Problem: It’s not just gene-related experiments that are producing a flood of data—proteomics has blossomed, too, as new and improved mass spectrometers generate mountains of raw data comprising mixtures of thousands of proteins. Researchers identify proteins in the mix by using powerful computers to compare the sample against thousands of existing entries in a database. “It’s hard to own the computers fast enough to process the data,” explains developer Andy Greene, “and hard to spend time and money to maintain them once the analysis is over.”
Project: Virtual Proteomics Data Analysis Cluster (proteomics.mcw.edu/vipdac)

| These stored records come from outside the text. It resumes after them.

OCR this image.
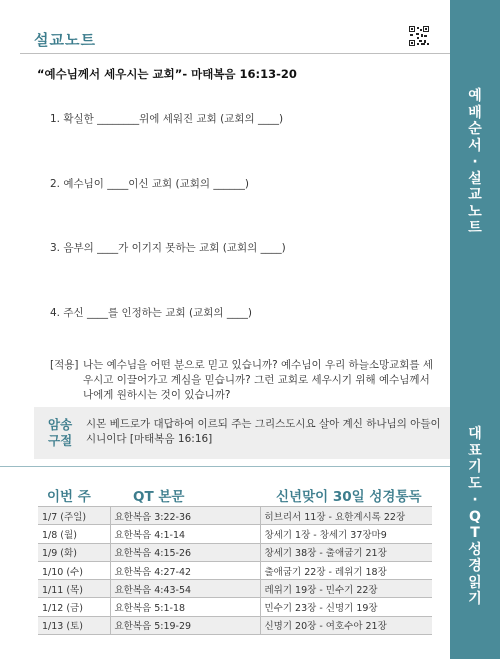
예
배
순
서
·
설
교
노
트
대
표
기
도
·
Q
T
성
경
읽
기
설교노트
“예수님께서 세우시는 교회”- 마태복음 16:13-20
1. 확실한 ________위에 세워진 교회 (교회의 ____)
2. 예수님이 ____이신 교회 (교회의 ______)
3. 음부의 ____가 이기지 못하는 교회 (교회의 ____)
4. 주신 ____를 인정하는 교회 (교회의 ____)
[적용] 나는 예수님을 어떤 분으로 믿고 있습니까? 예수님이 우리 하늘소망교회를 세우시고 이끌어가고 계심을 믿습니까? 그런 교회로 세우시기 위해 예수님께서 나에게 원하시는 것이 있습니까?
암송 구절
시몬 베드로가 대답하여 이르되 주는 그리스도시요 살아 계신 하나님의 아들이시니이다 [마태복음 16:16]
이번 주	QT 본문	신년맞이 30일 성경통독
1/7 (주일)	요한복음 3:22-36	히브리서 11장 - 요한계시록 22장
1/8 (월)	요한복음 4:1-14	창세기 1장 - 창세기 37장마9
1/9 (화)	요한복음 4:15-26	창세기 38장 - 출애굽기 21장
1/10 (수)	요한복음 4:27-42	출애굽기 22장 - 레위기 18장
1/11 (목)	요한복음 4:43-54	레위기 19장 - 민수기 22장
1/12 (금)	요한복음 5:1-18	민수기 23장 - 신명기 19장
1/13 (토)	요한복음 5:19-29	신명기 20장 - 여호수아 21장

Developer: Andy Greene, Director of the Biotechnology and Bioengineering Center, Medical College of Wisconsin
Solution: Greene developed ViPDAC for cloud-based analyses on large proteomics datasets. With ViPDAC, multiple analyses can run simultaneously, so that users can try things they normally wouldn’t have tried before because of a lack of computer resources, Greene says. For example, a user can test how changing the parameters in parallel analyses alters the output of a protein search. ViPDAC gives users estimates of how much time and money an analysis will take so that they can determine how many processors they’d like to rent. “If there’s a conference in 2 weeks, you can opt for the ViPDAC analysis that will take 1 week, use 10 processors, and cost 75 cents” says Greene. “Or if you need the data for a lab meeting today, you might decide to pay the $250 for 5,000 processors because it’s on your PI’s card.”
Pro: Greene’s team compared a search for proteases in a sample of rat urine using a local cluster and using the cloud with ViPDAC. From their results, they extrapolated that searching the entire sample on a desktop computer would take 140 days, as compared to 5.7 days using a 20-node ViPDAC cluster.
Con: Uploading data onto the cloud is the rate-limiting step. If the connection between an institution and the cloud is slow, it can take hours to upload data from a local server onto the cloud.